COVID-19, pregnancy and HIV
- Currently, there is limited data available on pregnancy and maternal outcomes in people who have COVID-19 and none specifically for pregnancy outcomes in people with COVID-19 and HIV.
- Pregnant women with HIV who have COVID-19 should be treated clinically the same as pregnant women without HIV who have COVID-19, including when making care triage determinations and decisions about vaccination and treatment. COVID-19 treatment and vaccination should not be withheld in pregnant women with HIV; see the joint statement from the American College of Obstetricians and Gynecologists and the Society for Maternal-Fetal Medicine .
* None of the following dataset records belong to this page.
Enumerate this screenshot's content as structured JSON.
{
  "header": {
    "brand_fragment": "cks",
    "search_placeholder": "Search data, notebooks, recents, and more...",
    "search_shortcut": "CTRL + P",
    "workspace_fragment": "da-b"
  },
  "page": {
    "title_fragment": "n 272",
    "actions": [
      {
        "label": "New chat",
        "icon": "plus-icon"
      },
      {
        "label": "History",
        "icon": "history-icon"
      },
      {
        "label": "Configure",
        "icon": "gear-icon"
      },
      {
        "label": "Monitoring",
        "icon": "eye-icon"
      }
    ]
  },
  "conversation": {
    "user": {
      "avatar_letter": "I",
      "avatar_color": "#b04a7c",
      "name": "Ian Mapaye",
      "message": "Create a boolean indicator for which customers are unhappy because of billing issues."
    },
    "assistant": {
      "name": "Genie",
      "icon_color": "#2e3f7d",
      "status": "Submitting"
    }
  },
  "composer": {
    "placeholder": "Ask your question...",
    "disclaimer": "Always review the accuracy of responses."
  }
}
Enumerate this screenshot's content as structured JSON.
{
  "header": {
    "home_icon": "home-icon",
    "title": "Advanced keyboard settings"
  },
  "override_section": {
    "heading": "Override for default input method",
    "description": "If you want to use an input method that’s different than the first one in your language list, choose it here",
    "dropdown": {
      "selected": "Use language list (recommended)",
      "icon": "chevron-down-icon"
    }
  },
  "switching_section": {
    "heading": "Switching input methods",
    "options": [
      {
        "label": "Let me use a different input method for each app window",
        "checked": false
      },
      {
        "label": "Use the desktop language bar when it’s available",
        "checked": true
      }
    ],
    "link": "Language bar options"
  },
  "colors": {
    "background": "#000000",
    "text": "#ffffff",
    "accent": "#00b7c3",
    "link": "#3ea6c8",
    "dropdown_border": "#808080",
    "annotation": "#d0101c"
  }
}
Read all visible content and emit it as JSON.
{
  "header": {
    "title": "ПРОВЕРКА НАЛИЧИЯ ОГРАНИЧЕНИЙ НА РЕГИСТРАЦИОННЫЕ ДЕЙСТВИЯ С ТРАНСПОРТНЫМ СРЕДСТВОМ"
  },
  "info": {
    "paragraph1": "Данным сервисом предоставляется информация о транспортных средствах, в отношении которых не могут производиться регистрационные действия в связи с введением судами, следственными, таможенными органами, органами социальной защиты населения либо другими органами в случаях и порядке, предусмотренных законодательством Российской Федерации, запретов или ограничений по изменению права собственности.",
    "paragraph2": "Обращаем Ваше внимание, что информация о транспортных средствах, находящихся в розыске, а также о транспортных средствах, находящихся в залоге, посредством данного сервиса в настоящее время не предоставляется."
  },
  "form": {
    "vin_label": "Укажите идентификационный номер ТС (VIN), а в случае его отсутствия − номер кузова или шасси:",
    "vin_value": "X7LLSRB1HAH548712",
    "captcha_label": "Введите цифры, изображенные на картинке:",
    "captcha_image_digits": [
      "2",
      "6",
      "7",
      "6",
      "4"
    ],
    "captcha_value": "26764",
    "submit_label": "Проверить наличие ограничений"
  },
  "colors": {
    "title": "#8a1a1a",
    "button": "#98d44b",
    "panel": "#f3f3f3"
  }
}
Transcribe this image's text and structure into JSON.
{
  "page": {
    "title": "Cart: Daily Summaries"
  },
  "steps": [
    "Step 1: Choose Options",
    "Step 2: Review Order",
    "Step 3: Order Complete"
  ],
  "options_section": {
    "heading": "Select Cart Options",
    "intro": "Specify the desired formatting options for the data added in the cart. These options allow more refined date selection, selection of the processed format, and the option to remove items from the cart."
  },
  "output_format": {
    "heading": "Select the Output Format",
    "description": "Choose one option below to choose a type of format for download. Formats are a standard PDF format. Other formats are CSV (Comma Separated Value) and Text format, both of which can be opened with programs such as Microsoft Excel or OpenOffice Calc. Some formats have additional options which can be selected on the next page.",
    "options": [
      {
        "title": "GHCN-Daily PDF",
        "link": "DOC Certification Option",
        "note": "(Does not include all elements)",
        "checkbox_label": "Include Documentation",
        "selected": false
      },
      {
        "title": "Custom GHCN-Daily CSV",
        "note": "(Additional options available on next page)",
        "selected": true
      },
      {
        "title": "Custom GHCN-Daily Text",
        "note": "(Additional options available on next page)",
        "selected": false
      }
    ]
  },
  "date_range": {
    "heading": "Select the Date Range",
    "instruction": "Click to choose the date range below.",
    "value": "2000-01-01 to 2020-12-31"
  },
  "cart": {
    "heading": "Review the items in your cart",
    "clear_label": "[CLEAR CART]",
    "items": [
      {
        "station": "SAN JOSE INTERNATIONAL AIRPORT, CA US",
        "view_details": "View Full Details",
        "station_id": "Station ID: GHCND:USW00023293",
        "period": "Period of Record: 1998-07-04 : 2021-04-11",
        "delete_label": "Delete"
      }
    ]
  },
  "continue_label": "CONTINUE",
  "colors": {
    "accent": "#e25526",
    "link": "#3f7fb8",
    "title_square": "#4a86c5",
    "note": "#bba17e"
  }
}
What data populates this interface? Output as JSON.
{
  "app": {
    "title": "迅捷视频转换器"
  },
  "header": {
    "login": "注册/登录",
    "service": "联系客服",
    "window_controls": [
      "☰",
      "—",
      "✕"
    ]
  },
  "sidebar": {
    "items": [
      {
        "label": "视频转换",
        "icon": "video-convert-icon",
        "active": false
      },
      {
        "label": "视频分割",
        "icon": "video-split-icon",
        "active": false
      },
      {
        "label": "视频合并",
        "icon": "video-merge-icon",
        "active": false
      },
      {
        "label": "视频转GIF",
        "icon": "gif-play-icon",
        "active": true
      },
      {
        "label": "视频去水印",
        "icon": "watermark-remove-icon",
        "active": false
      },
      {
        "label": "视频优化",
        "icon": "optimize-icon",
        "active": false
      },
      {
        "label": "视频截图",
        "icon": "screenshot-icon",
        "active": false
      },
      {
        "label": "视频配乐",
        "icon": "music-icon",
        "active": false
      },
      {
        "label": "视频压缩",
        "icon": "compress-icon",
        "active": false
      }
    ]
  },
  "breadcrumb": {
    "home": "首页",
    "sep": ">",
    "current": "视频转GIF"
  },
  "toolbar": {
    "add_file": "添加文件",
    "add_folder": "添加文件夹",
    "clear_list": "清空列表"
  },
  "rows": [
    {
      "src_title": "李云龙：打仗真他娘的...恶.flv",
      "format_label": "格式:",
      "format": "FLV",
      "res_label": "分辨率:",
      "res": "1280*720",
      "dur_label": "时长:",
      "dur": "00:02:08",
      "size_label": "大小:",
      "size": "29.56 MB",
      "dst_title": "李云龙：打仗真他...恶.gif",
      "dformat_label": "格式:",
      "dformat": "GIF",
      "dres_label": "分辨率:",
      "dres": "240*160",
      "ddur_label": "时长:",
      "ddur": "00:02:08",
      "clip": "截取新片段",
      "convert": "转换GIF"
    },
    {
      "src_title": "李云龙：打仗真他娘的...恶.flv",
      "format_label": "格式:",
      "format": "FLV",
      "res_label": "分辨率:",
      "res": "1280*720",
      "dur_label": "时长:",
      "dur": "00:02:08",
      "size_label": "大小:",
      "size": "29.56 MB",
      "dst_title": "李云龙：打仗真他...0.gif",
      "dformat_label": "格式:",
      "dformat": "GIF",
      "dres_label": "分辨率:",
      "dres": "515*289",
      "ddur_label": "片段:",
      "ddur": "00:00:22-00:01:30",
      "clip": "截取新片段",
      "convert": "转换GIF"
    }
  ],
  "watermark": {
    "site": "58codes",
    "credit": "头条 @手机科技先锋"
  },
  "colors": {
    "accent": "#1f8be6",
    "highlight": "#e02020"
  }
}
- Pregnant people with HIV admitted for COVID-19 should continue their antiretroviral (ARV) regimen. Clinicians should consult with an HIV expert if regimen changes are needed for people who are not virally suppressed.
Children with HIV
Current knowledge about COVID-19 in children and children with HIV can be summarized as follows:
- There is minimal data on COVID-19 among children with HIV infection. One report from South Africa of 159 children with COVID-19 included two children with HIV. 34 Although both children with HIV were hospitalized, only one was symptomatic and neither died. HIV infection did not appear to contribute to more severe COVID-19 illness. 35 Like the adult population, children and adolescents of color have disproportionately higher rates of COVID-19 illness and hospitalization. 36
- Children appear less likely to become seriously ill with COVID-19 than older adults. 37-39
- There may be some subpopulations of children at higher risk of more severe COVID-19 disease: younger age (under 1 year), obesity, underlying lung or heart disease, and immunodeficiency are associated with more severe outcomes. 40
- A multisystem inflammatory syndrome in children (MIS-C) presenting with hyperinflammatory shock resembling Kawasaki disease and toxic shock syndrome has been described as temporally associated with SARS-CoV-2 infection in the United States, the United Kingdom, Europe, and southern Africa, with the syndrome occurring 2 to 4 weeks or more after infection. Children have serologic evidence of infection but may not have a positive nasopharyngeal RT-PCR test. 41-43 Children may present with a variety of signs and symptoms, including fever and gastrointestinal symptoms; significantly elevated inflammatory markers; and, in severe cases, myocarditis and cardiogenic shock. Children with MIS-C tend to be older (mean age 8 years) than those with classic Kawasaki disease (peak incidence at 10 months). 44,45
- Infants and children with HIV should be up to date on all vaccinations, including influenza and pneumococcal vaccines. Refer to the Guidelines for the Prevention and Treatment of Opportunistic Infections in HIV-Exposed and HIV-Infected Children for information on immunizations , including a vaccination schedule for children with HIV .
- Guidelines for ART management and clinical or laboratory monitoring visits related to HIV care in children with HIV during the pandemic should follow the guidelines described above (see sections “Antiretroviral Therapy” and “Clinical or Laboratory Monitoring Visits Related to HIV Care”).